Amanda Launchbury-Rainey wrote:You have made if look so simple and your sheep looks calm and happy, which is so important. Have you ever tried rooing? Do you spin your wool? Or your sheep's wool even!
This is taken from here. https://www.hakaimagazine.com/features/no-wool-no-vikings/
It is a very interesting article.
But first, it’s time to collect the wool. These double-coated sheep shed their wool naturally in late spring and summer, so they don’t need to be shorn. Instead, the wool is plucked, or “rooed”—a bit like pulling loosened hair from a shedding dog. Rooing is labor intensive. In Viking times and for centuries after, the whole village would join in the roundup and rooing. The captive labor force of Fosen students means rooing is still possible on Utsetøya.

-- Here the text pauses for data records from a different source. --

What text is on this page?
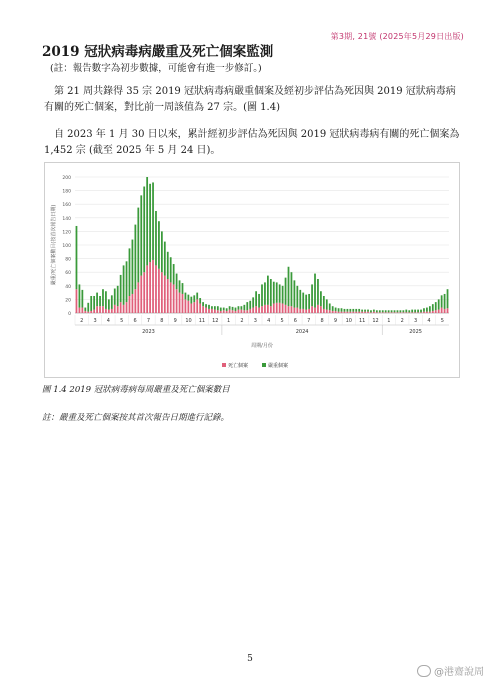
第3期, 21號 (2025年5月29日出版)
2019 冠狀病毒病嚴重及死亡個案監測
(註：報告數字為初步數據，可能會有進一步修訂。)

第 21 周共錄得 35 宗 2019 冠狀病毒病嚴重個案及經初步評估為死因與 2019 冠狀病毒病有關的死亡個案，對比前一周該值為 27 宗。(圖 1.4)

自 2023 年 1 月 30 日以來，累計經初步評估為死因與 2019 冠狀病毒病有關的死亡個案為 1,452 宗 (截至 2025 年 5 月 24 日)。

0
20
40
60
80
100
120
140
160
180
200
嚴重/死亡個案數目(按首次報告日期)
2 3 4 5 6 7 8 9 10 11 12 1 2 3 4 5 6 7 8 9 10 11 12 1 2 3 4 5
2023	2024	2025
周期/月份
死亡個案	嚴重個案
圖 1.4 2019 冠狀病毒病每周嚴重及死亡個案數目
註：嚴重及死亡個案按其首次報告日期進行記錄。
5
@港齋說周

The ewes are removed from the pen one at a time. Two people grab a ewe and straddle it, one holding onto its short, slightly curved horns and the other clinging to the wool of its back. They march the ewe to the edge of a big blue tarp and lay it on its side. Four or five rooers sit in a circle, pulling steadily on handfuls of wool until it comes loose and piling the wool on the tarp. When I try rooing, the wool feels oily and gritty with sand and salt accumulated in the year since the last rooing. I have to pull harder than I expected, but the wool comes loose without a flinch from the ewe.
My daughter had soay sheep which we rooed. She still has a Finn / Soay cross that we roo. I actually go video of us rooing him the other day. It is not great quality but you can see what is happening. I will try to get it posted here tomorrow.